Wie erfolgt die Antragstellung auf Hilfe zur Gesundheit und welche Nachweise sind erforderlich?

Die Hilfe zur Gesundheit wird grundsätzlich nur auf Antrag erbracht. Der Antrag ist beim zuständigen Sozialamt (Träger der Sozialhilfe) zu stellen. Zur Antragstellung sind umfangreiche Unterlagen erforderlich: Nachweise über Einkommen und Vermögen, Unterlagen über bestehende oder zurückliegende Krankenversicherungen, Identitätsnachweise sowie ggf. ärztliche Bescheinigungen über die Notwendigkeit bestimmter Behandlungen. Auch Unterlagen zum Aufenthaltsstatus sind bei ausländischen Antragstellern vorzulegen. Das Sozialamt prüft anschließend die Bedürftigkeit, den Umfang der medizinisch erforderlichen Leistungen und ob eine vorrangige Absicherung über eine Krankenversicherung möglich oder geboten ist. Die Leistungsgewährung erfolgt nach positiver Entscheidung meist unverzüglich, insbesondere bei akuten medizinischen Notlagen.

Was ist bei akuten Notfällen zu beachten?

In akuten medizinischen Notfällen, wie etwa bei lebensbedrohlichen Erkrankungen oder Verletzungen, ist das Sozialamt verpflichtet, unverzüglich Hilfe zu leisten, auch wenn ein formeller Antrag noch nicht vorliegt. Ärzte und Krankenhäuser sind berechtigt und verpflichtet, dringend notwendige Maßnahmen sofort einzuleiten; die nachträgliche Antragstellung kann dann nachgeholt werden. Dies ergibt sich aus der Fürsorgepflicht der Sozialhilfeträger und dem verfassungsrechtlich geschützten Anspruch auf ein menschenwürdiges Existenzminimum gemäß Artikel 1 GG in Verbindung mit Artikel 20 GG. In solchen Situationen werden die entstandenen Kosten rückwirkend vom Sozialhilfeträger übernommen, sofern die Anspruchsvoraussetzungen nachträglich festgestellt werden können.

Ist Hilfe zur Gesundheit auf bestimmte Zeiträume oder Leistungen begrenzt?
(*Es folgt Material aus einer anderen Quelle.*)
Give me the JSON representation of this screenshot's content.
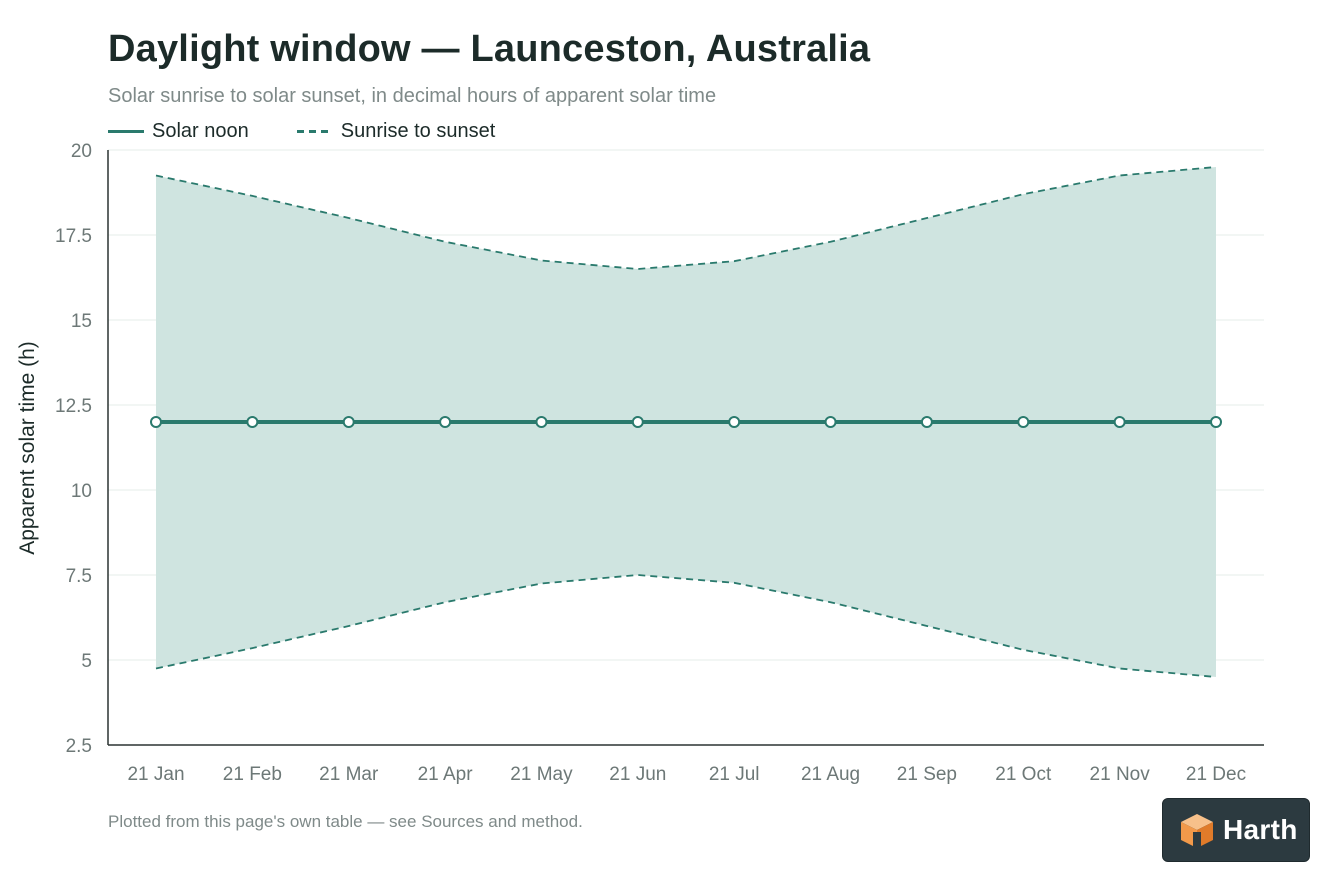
{
  "title": "Daylight window — Launceston, Australia",
  "subtitle": "Solar sunrise to solar sunset, in decimal hours of apparent solar time",
  "footnote": "Plotted from this page's own table — see Sources and method.",
  "logo": {
    "text": "Harth",
    "icon": "cube-icon"
  },
  "colors": {
    "line": "#2a7a6d",
    "band": "#cfe4e0",
    "grid": "#e6ecea",
    "axis": "#2b3432"
  },
  "chart_data": {
    "type": "area",
    "title": "Daylight window — Launceston, Australia",
    "subtitle": "Solar sunrise to solar sunset, in decimal hours of apparent solar time",
    "xlabel": "",
    "ylabel": "Apparent solar time (h)",
    "ylim": [
      2.5,
      20
    ],
    "yticks": [
      "2.5",
      "5",
      "7.5",
      "10",
      "12.5",
      "15",
      "17.5",
      "20"
    ],
    "ytick_values": [
      2.5,
      5,
      7.5,
      10,
      12.5,
      15,
      17.5,
      20
    ],
    "categories": [
      "21 Jan",
      "21 Feb",
      "21 Mar",
      "21 Apr",
      "21 May",
      "21 Jun",
      "21 Jul",
      "21 Aug",
      "21 Sep",
      "21 Oct",
      "21 Nov",
      "21 Dec"
    ],
    "grid": true,
    "legend_position": "top-left",
    "series": [
      {
        "name": "Solar noon",
        "style": "solid",
        "markers": true,
        "values": [
          12,
          12,
          12,
          12,
          12,
          12,
          12,
          12,
          12,
          12,
          12,
          12
        ]
      },
      {
        "name": "Sunrise to sunset",
        "style": "dashed",
        "band": true,
        "low": [
          4.75,
          5.35,
          6.0,
          6.7,
          7.25,
          7.5,
          7.27,
          6.7,
          6.0,
          5.3,
          4.75,
          4.5
        ],
        "high": [
          19.25,
          18.65,
          18.0,
          17.3,
          16.75,
          16.5,
          16.73,
          17.3,
          18.0,
          18.7,
          19.25,
          19.5
        ]
      }
    ]
  }
}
Die Hilfe zur Gesundheit wird nur für die Zeiträume und Leistungen gewährt, für die Bedürftigkeit und Bedarf bestehen. Sie ist nicht pauschal oder unbegrenzt bewilligt, sondern jeweils auf die individuelle Bedarfslage zugeschnitten. Eine erneute Prüfung der Anspruchsvoraussetzungen findet regelmäßig statt, mindestens aber jährlich oder bei veränderten Lebensumständen, wie z. B. bei Aufnahme einer Krankenversicherung oder Einkommenserhöhung. Auch Leistungen werden stets auf ihre Notwendigkeit und Angemessenheit hin geprüft, eine Übernahme von Kosten für nicht notwendige oder medizinisch nicht anerkannte Maßnahmen ist ausgeschlossen. Die Hilfe endet, sobald die Anspruchsvoraussetzungen wegfallen, etwa bei Abschluss einer Krankenversicherung oder Wegfall der Bedürftigkeit.